Thermodynamics of disordered carbon(1-x)copper(x) and silicon(1-x)gold(x) near the metal-insulator transition

Abstract

Measurements of the electron-phonon relaxation time are carried out, using both a direct and indirect method, in three dimensional films of C$\sb{1-x}$Cu$\sb x$ and Si$\sb{1-x}$Au$\sb x$ in the temperature range 0.3K-4K. The electron-phonon resistance and thermal boundary resistance are also measured.
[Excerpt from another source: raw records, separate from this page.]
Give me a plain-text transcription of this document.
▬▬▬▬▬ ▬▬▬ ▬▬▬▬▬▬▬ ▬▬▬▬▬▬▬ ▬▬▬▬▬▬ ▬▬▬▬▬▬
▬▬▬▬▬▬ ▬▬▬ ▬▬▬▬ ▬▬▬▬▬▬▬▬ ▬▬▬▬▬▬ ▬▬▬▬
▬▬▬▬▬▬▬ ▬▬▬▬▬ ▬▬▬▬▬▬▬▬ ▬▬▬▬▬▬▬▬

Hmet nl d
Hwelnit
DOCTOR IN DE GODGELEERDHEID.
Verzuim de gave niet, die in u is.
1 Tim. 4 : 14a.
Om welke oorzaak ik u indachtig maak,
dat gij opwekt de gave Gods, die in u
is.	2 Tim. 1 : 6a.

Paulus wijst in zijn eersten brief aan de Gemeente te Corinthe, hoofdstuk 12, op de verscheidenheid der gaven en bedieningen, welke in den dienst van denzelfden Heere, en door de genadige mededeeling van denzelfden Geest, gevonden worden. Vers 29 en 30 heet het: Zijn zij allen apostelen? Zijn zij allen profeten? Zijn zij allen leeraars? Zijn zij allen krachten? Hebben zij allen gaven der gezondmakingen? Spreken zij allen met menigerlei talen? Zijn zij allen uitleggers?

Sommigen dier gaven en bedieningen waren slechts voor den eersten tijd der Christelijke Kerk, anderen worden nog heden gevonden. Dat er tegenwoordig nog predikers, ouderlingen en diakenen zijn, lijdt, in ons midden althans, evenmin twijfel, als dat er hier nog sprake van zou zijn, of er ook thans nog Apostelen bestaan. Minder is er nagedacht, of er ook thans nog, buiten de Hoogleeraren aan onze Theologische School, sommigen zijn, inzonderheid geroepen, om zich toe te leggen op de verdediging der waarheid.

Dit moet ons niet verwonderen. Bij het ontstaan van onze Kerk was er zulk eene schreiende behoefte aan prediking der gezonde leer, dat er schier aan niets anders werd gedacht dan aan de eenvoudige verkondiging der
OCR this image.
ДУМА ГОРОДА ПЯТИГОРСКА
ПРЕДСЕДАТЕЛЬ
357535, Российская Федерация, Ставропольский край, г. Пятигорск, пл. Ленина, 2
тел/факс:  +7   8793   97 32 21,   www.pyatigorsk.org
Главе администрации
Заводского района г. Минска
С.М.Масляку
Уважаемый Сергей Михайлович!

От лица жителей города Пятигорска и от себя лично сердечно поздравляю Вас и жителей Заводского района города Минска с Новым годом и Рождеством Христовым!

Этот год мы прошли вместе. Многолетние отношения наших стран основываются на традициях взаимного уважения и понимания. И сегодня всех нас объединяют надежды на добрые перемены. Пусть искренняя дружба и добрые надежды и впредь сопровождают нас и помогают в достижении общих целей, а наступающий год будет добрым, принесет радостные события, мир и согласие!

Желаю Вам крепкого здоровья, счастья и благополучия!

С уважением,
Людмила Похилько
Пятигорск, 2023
The directly measured relaxation times for C$\sb{1-x}$Cu$\sb x$ can agree with theoretical predictions if a longitudinal sound speed similar to that of graphite and a longitudinal to transverse speed ratio similar to that of silicate glasses are used. The results for the Si$\sb{1-x}$Au$\sb x$ only qualitatively agree with theory. The measured thermal resistances are in reasonable agreement with other experiments.

Comparison of the direct and indirect measurements of the relaxation times reveal that the specific heat coefficient $\gamma$ behaves approximately like $T\sp{-.6}$ in C$\sb{1-x}$Cu$\sb x$ below 1K, in qualitative agreement with current theories describing the behavior of disordered, interacting electrons near the metal-insulator transition.